Metoro is an AI-powered Site Reliability Engineering tool for Kubernetes. It handles autonomous deployment verification, issue detection, root cause analysis, and remediation, and the vendor says it works without code changes and becomes functional in under 1 minute.
What is Metoro used for?
Metoro is used to monitor Kubernetes environments and help teams verify deployments, detect issues, find likely causes, and remediate problems. Its focus is AI SRE for Kubernetes operations.
Does Metoro require code changes?
No. Public product information says Metoro operates without code changes.
How quickly can Metoro start working?
The vendor states Metoro becomes fully functional in under 1 minute. We did not find more detailed setup timing in the research data.
Does Metoro support deployment verification?
Yes. Metoro includes AI Deployment Verification on all tiers. It automatically detects Kubernetes deployment changes and returns a health verdict with evidence of regressions.
Is Metoro built for Kubernetes?
Yes. Metoro is positioned as an AI SRE tool for Kubernetes and is purpose-built for teams running Kubernetes workloads.
Is Metoro cloud-based or self-hosted?
Metoro has a Cloud plan that is fully managed and requires no infrastructure. Public documentation also includes on-premises deployment documentation.
How much does Metoro cost?
The research data lists a Cloud tier at $20.00. We did not find public details here on usage limits or other pricing mechanics.
Does Metoro have a free plan?
No free forever tier is documented in the research data. Free trial details were not disclosed in the materials we reviewed.
What kind of teams is Metoro for?
The research data points to mid-market SaaS, fintech, and e-commerce engineering teams that run Kubernetes. It is aimed at teams dealing with manual incident triage and looking to reduce mean time to resolution.
Does Metoro use eBPF telemetry?
Yes. Public positioning data describes Metoro as using eBPF telemetry with no code changes or configuration required.
What security details are publicly documented for Metoro?
The research data says audit logs are available.
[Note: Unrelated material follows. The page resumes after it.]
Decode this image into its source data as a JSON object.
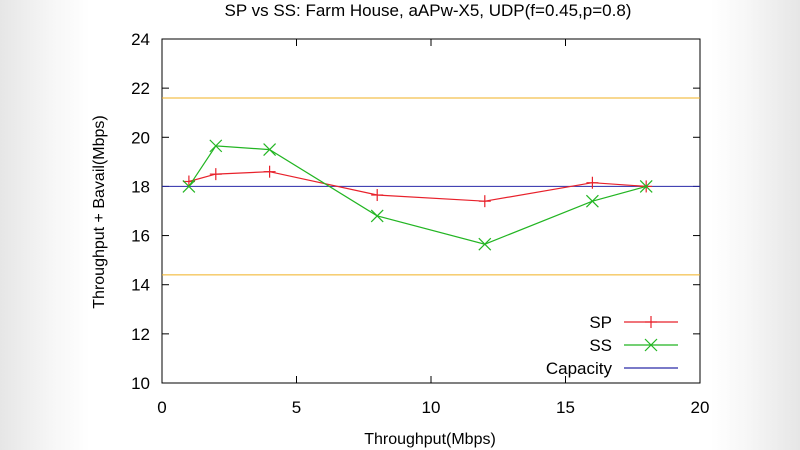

It also lists encryption at rest with AES-256, while data ownership, data residency, and sub-processor details were not stated in the reviewed materials.
How does Metoro compare with general observability tools?
Metoro is focused on AI SRE for Kubernetes, with features such as autonomous deployment verification and remediation. Based on the research data, its public integration breadth appears limited compared with broader observability platforms.
Are there many public integrations for Metoro?
The research data describes Metoro's integration breadth as limited. We did not find a public MCP server, and no most-used integrations were listed.